Cyprus | Freedom House

Freedom of the Press



Freedom of the Press 2004

2004 Scores

Press Status


Press Freedom Score
(0 = best, 100 = worst)


Political Environment
(0 = best, 40 = worst)


Economic Environment
(0 = best, 30 = worst)


Freedom of the press is generally respected in law and practice in the Greek sector. A vibrant independent press frequently criticizes authorities, and private television and radio stations compete effectively with government-controlled stations. Concentration of ownership is a problem, however, and proper laws have not been implemented to prevent it from increasing. Most daily newspapers belong to or are linked to political parties or other groups, and only the state broadcaster has sufficient funds for producing much of its own programming.

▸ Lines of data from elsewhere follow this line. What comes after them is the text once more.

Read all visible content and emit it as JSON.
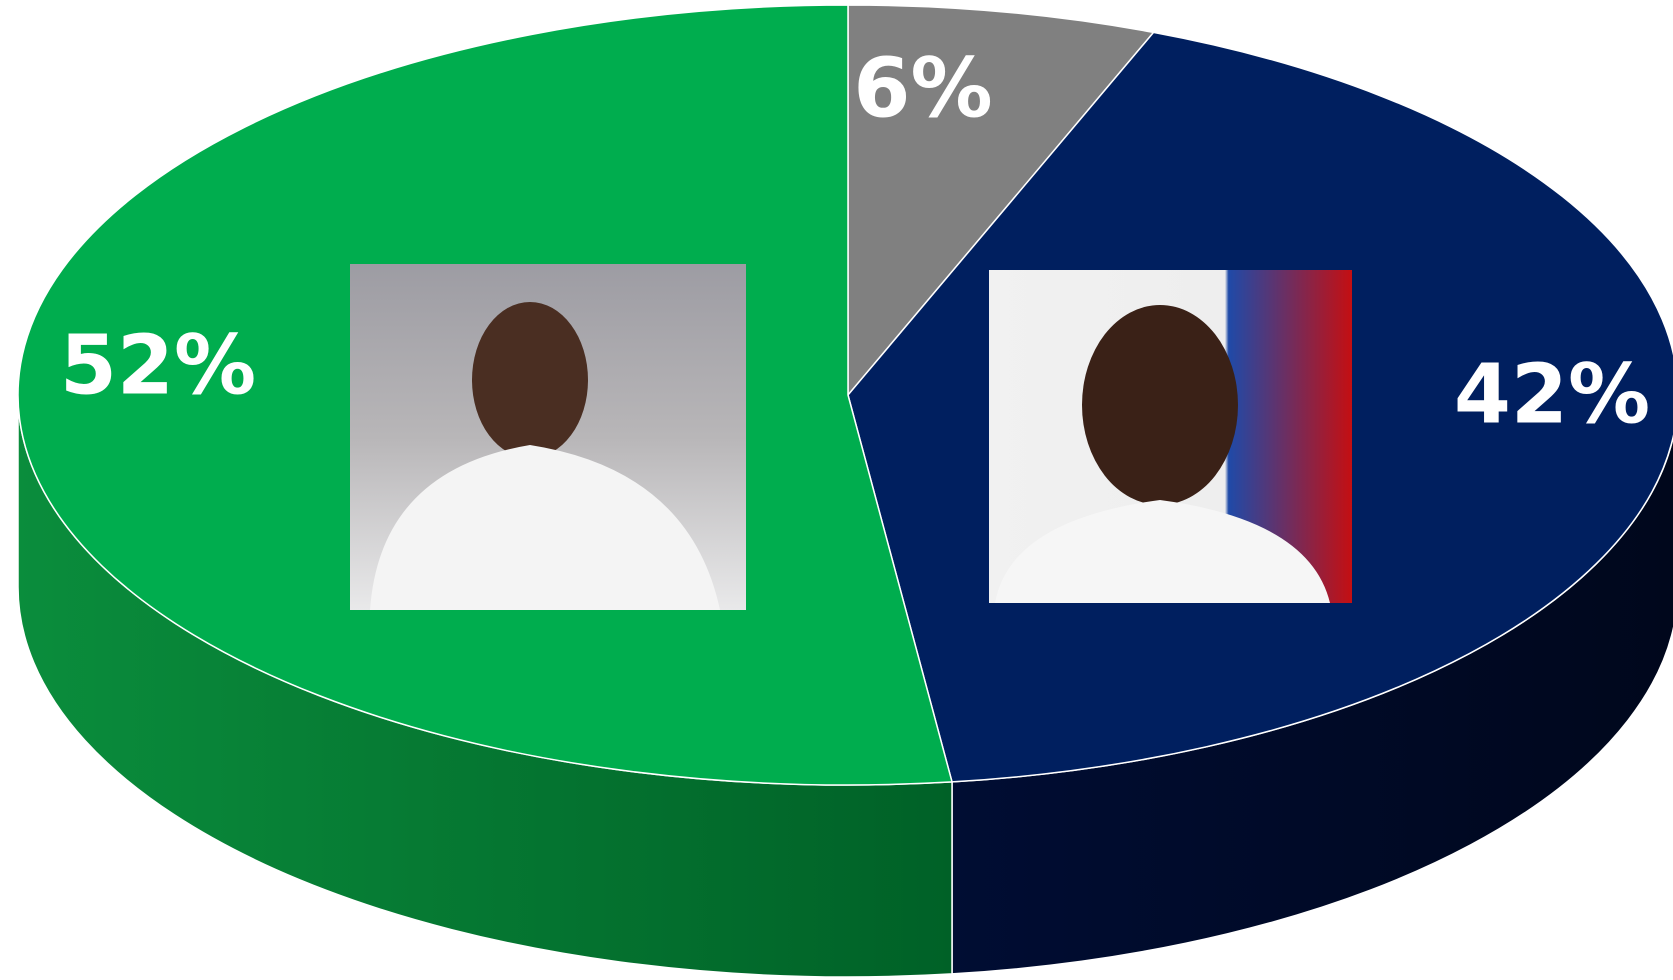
{
  "chart_data": {
    "type": "pie3d",
    "values": [
      6,
      42,
      52
    ],
    "value_labels": [
      "6%",
      "42%",
      "52%"
    ],
    "colors": [
      "#808080",
      "#001f5f",
      "#00ad4e"
    ],
    "side_colors": [
      [
        "#6a6a6a",
        "#505050"
      ],
      [
        "#000d33",
        "#00071c"
      ],
      [
        "#0a8d3c",
        "#006127"
      ]
    ]
  }
}
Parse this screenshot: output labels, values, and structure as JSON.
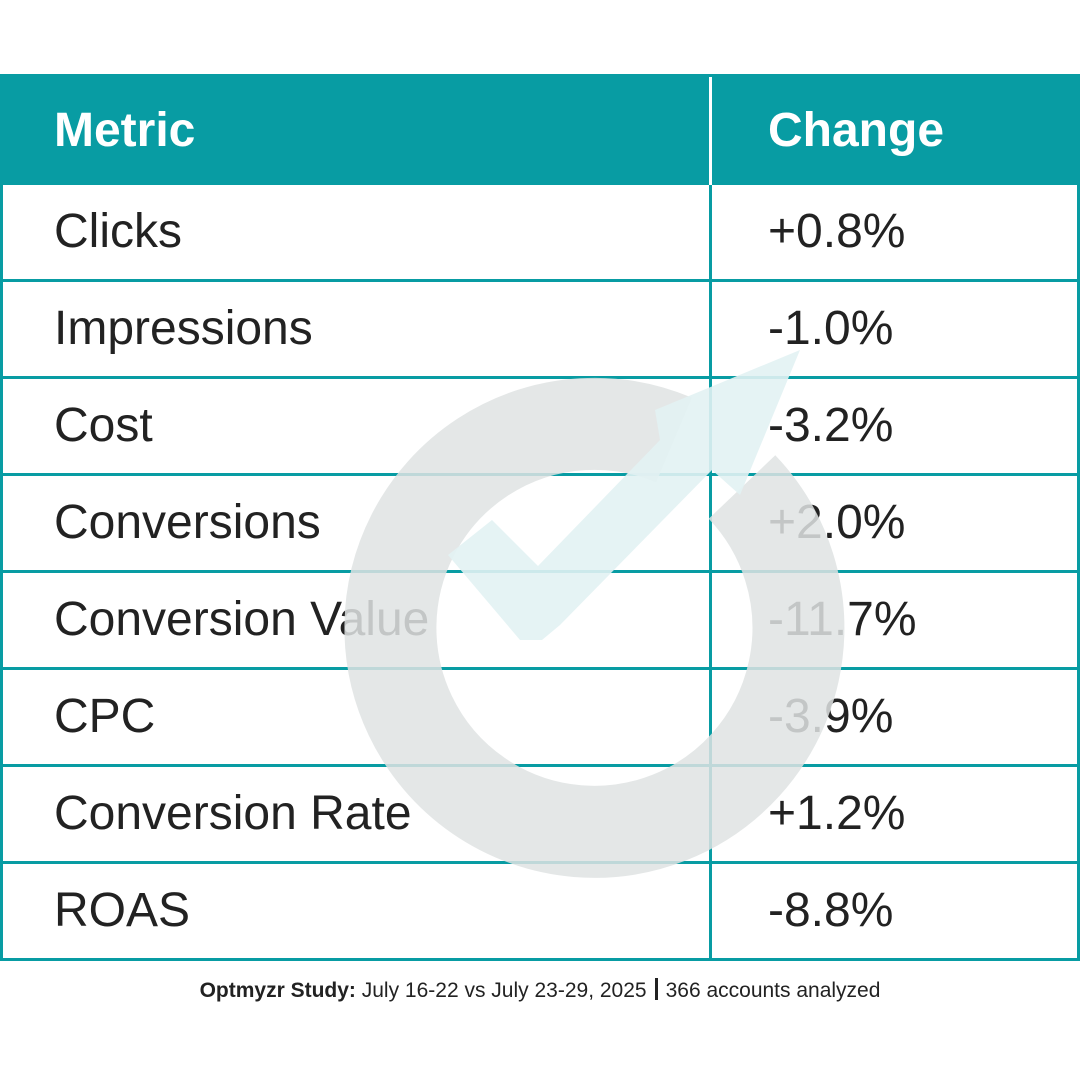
{
  "chart_data": {
    "type": "table",
    "columns": [
      "Metric",
      "Change"
    ],
    "rows": [
      [
        "Clicks",
        "+0.8%"
      ],
      [
        "Impressions",
        "-1.0%"
      ],
      [
        "Cost",
        "-3.2%"
      ],
      [
        "Conversions",
        "+2.0%"
      ],
      [
        "Conversion Value",
        "-11.7%"
      ],
      [
        "CPC",
        "-3.9%"
      ],
      [
        "Conversion Rate",
        "+1.2%"
      ],
      [
        "ROAS",
        "-8.8%"
      ]
    ]
  },
  "footer": {
    "study_label": "Optmyzr Study:",
    "date_range": "July 16-22 vs July 23-29, 2025",
    "accounts": "366 accounts analyzed"
  },
  "colors": {
    "accent": "#089ca3",
    "watermark_ring": "#dfe3e3",
    "watermark_arrow": "#e2f2f3"
  },
  "icons": {
    "watermark": "optmyzr-logo-icon"
  }
}
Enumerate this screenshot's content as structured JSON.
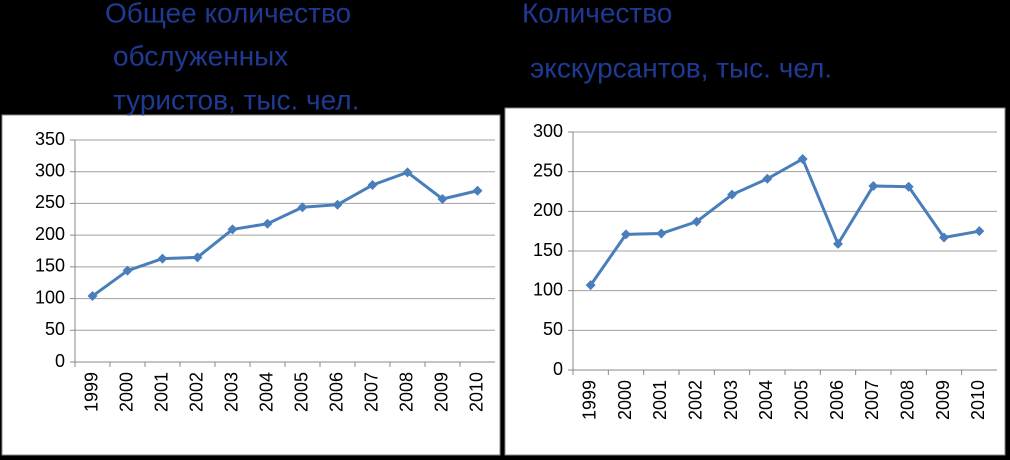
{
  "chart_data": [
    {
      "type": "line",
      "title": [
        "Общее количество",
        "обслуженных",
        "туристов, тыс. чел."
      ],
      "categories": [
        "1999",
        "2000",
        "2001",
        "2002",
        "2003",
        "2004",
        "2005",
        "2006",
        "2007",
        "2008",
        "2009",
        "2010"
      ],
      "values": [
        104,
        144,
        163,
        165,
        209,
        218,
        244,
        248,
        279,
        299,
        257,
        270
      ],
      "color": "#4a7ebb",
      "ylim": [
        0,
        350
      ],
      "yticks": [
        0,
        50,
        100,
        150,
        200,
        250,
        300,
        350
      ],
      "grid": true
    },
    {
      "type": "line",
      "title": [
        "Количество",
        "экскурсантов, тыс. чел."
      ],
      "categories": [
        "1999",
        "2000",
        "2001",
        "2002",
        "2003",
        "2004",
        "2005",
        "2006",
        "2007",
        "2008",
        "2009",
        "2010"
      ],
      "values": [
        107,
        171,
        172,
        187,
        221,
        241,
        266,
        159,
        232,
        231,
        167,
        175
      ],
      "color": "#4a7ebb",
      "ylim": [
        0,
        300
      ],
      "yticks": [
        0,
        50,
        100,
        150,
        200,
        250,
        300
      ],
      "grid": true
    }
  ]
}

Travel across the border between the north and the south was severely restricted in the past, but in April 2003 the Turkish Cypriot authorities ended the requirement that journalists purchase a visa for entry; still, journalists are required to wear an identification tag for certain events, and this year Greek Cypriot journalists chose not to cover these events. In the disputed north, laws are in place for freedom of the press, but authorities are overtly hostile to the independent press. Court cases were brought against many journalists this year, often for insulting the Turkish military, which has a large presence here. Many local daily newspapers are available, but the broadcasting service is exclusively controlled by the Turkish-Cypriot administration. [The numerical rating for Cyprus is based on conditions in the Greek side of the island.]